Hébreux
IntroductionHébreux 9
Lecture publique et écoute · restitution Proclamation
La première alliance avait elle aussi ses règles de culte et son sanctuaire terrestre.
Une première tente avait été dressée. On y trouvait le chandelier, la table et les pains présentés. On l’appelle le Saint.
Derrière le second voile se trouvait la tente appelée le Saint des saints.
Elle avait un objet d’or pour l’encens et l’arche de l’alliance, entièrement recouverte d’or. Dans l’arche : un vase d’or avec la manne, le bâton d’Aaron qui avait fleuri et les tables de l’alliance.
Au-dessus, les chérubins de gloire couvraient de leur ombre le propitiatoire. Nous ne pouvons pas maintenant entrer dans le détail.

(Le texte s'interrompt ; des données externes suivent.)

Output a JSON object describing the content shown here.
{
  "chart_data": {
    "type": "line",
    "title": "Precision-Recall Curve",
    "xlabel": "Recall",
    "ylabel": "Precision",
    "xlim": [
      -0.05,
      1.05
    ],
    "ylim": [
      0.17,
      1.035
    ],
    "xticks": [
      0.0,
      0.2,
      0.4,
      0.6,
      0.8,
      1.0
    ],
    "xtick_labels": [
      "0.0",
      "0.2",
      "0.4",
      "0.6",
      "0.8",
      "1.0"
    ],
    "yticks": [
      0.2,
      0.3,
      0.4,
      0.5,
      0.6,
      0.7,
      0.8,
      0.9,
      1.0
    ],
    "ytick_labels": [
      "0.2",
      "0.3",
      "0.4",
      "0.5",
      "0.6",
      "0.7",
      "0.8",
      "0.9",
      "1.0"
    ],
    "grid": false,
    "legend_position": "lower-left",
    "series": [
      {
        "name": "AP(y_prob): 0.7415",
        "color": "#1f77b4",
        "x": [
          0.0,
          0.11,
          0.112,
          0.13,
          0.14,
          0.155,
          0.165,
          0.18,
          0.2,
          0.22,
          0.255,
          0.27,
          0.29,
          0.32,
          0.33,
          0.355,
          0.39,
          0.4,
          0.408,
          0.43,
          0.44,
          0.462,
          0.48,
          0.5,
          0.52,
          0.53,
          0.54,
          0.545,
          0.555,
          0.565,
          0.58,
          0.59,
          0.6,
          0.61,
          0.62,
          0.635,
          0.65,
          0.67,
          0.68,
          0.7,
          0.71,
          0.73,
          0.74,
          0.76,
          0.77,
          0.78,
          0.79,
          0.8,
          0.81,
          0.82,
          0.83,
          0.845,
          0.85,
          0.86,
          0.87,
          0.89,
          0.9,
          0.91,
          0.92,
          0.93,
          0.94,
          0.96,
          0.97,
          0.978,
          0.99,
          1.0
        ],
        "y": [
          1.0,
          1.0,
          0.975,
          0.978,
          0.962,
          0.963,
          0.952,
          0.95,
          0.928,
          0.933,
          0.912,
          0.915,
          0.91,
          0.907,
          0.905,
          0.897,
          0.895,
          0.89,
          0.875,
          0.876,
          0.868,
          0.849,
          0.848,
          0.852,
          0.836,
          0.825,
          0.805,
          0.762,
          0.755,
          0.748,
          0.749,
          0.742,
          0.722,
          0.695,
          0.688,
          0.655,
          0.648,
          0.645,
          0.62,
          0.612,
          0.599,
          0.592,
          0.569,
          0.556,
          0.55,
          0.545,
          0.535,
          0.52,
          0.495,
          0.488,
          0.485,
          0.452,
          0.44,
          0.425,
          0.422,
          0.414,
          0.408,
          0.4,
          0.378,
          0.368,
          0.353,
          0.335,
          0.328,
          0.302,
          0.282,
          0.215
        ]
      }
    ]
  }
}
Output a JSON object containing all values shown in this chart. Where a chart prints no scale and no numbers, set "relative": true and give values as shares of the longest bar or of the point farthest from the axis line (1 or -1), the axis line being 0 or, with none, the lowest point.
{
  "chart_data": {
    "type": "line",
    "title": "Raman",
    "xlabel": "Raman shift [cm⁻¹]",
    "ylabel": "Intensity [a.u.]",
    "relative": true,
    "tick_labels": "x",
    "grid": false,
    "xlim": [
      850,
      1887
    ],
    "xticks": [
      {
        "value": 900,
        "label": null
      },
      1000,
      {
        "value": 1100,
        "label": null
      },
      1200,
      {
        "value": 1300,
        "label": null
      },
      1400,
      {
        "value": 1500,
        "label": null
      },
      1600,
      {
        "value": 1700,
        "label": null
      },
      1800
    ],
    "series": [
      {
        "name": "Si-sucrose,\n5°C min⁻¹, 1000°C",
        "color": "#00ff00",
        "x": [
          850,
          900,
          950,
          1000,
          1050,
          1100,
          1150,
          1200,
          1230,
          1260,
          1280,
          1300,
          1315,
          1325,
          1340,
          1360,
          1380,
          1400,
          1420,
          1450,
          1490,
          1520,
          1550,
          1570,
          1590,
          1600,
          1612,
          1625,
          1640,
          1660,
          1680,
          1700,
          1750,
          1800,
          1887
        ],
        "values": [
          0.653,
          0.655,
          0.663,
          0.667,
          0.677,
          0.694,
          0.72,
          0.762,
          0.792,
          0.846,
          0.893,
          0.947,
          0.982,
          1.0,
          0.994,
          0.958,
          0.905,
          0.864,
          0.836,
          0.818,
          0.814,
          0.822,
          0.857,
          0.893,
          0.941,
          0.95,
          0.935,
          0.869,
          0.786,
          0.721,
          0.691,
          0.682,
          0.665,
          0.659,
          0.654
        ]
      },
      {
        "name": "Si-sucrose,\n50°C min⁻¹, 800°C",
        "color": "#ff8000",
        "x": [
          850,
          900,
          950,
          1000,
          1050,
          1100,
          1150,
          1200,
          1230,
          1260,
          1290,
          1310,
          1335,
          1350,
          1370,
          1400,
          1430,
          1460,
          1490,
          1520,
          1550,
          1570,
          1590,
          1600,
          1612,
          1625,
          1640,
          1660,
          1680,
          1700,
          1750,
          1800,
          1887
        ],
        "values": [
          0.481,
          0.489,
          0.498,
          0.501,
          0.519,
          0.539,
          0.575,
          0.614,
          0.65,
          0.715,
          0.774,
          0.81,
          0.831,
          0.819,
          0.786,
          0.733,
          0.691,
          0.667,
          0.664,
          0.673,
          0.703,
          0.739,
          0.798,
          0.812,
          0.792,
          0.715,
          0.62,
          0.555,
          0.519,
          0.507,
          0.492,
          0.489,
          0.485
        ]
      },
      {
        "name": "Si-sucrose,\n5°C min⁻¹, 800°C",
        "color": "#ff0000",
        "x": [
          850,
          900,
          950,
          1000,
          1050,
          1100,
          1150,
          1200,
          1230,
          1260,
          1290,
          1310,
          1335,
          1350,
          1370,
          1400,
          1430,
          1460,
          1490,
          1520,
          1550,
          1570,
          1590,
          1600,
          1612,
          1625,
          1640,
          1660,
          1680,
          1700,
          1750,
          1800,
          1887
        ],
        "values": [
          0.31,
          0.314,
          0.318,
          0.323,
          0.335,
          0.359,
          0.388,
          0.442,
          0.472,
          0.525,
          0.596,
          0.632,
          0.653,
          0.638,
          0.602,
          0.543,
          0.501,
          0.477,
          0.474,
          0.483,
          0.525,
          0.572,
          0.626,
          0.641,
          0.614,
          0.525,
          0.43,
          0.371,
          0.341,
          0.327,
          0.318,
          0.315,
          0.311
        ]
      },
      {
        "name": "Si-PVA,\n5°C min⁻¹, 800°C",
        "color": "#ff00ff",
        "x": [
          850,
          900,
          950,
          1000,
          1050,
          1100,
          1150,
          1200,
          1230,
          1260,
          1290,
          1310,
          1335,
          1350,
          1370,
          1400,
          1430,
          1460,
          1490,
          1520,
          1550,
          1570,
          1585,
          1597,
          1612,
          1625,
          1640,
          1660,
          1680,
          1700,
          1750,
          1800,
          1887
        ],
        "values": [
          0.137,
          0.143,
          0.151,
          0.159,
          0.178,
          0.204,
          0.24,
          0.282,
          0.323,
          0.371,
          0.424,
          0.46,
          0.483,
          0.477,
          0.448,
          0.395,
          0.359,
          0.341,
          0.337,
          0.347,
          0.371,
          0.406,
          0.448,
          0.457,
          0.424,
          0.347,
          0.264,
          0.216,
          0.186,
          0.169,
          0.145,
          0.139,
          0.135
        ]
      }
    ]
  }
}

Tout cela étant ainsi disposé, les prêtres entrent régulièrement dans la première tente pour accomplir le service.
Dans la seconde tente, seul le grand-prêtre entre, une fois par an, et jamais sans sang. Il l’offre pour lui-même et pour les fautes involontaires du peuple.
Par là, l’Esprit Saint montre que le chemin du sanctuaire n’était pas encore ouvert tant que la première tente demeurait en place.
Cette tente est une parabole pour le temps présent : les dons et sacrifices qu’on y offre ne peuvent conduire à l’accomplissement celui qui rend le culte, quant à sa conscience.
Tout cela concerne des aliments, des boissons et diverses ablutions : des règles liées à la chair, imposées jusqu’au temps du rétablissement.
Mais le Christ est venu comme grand-prêtre des biens accomplis. Il est passé par la tente plus grande et plus parfaite, non faite de main humaine, qui n’appartient pas à cette création.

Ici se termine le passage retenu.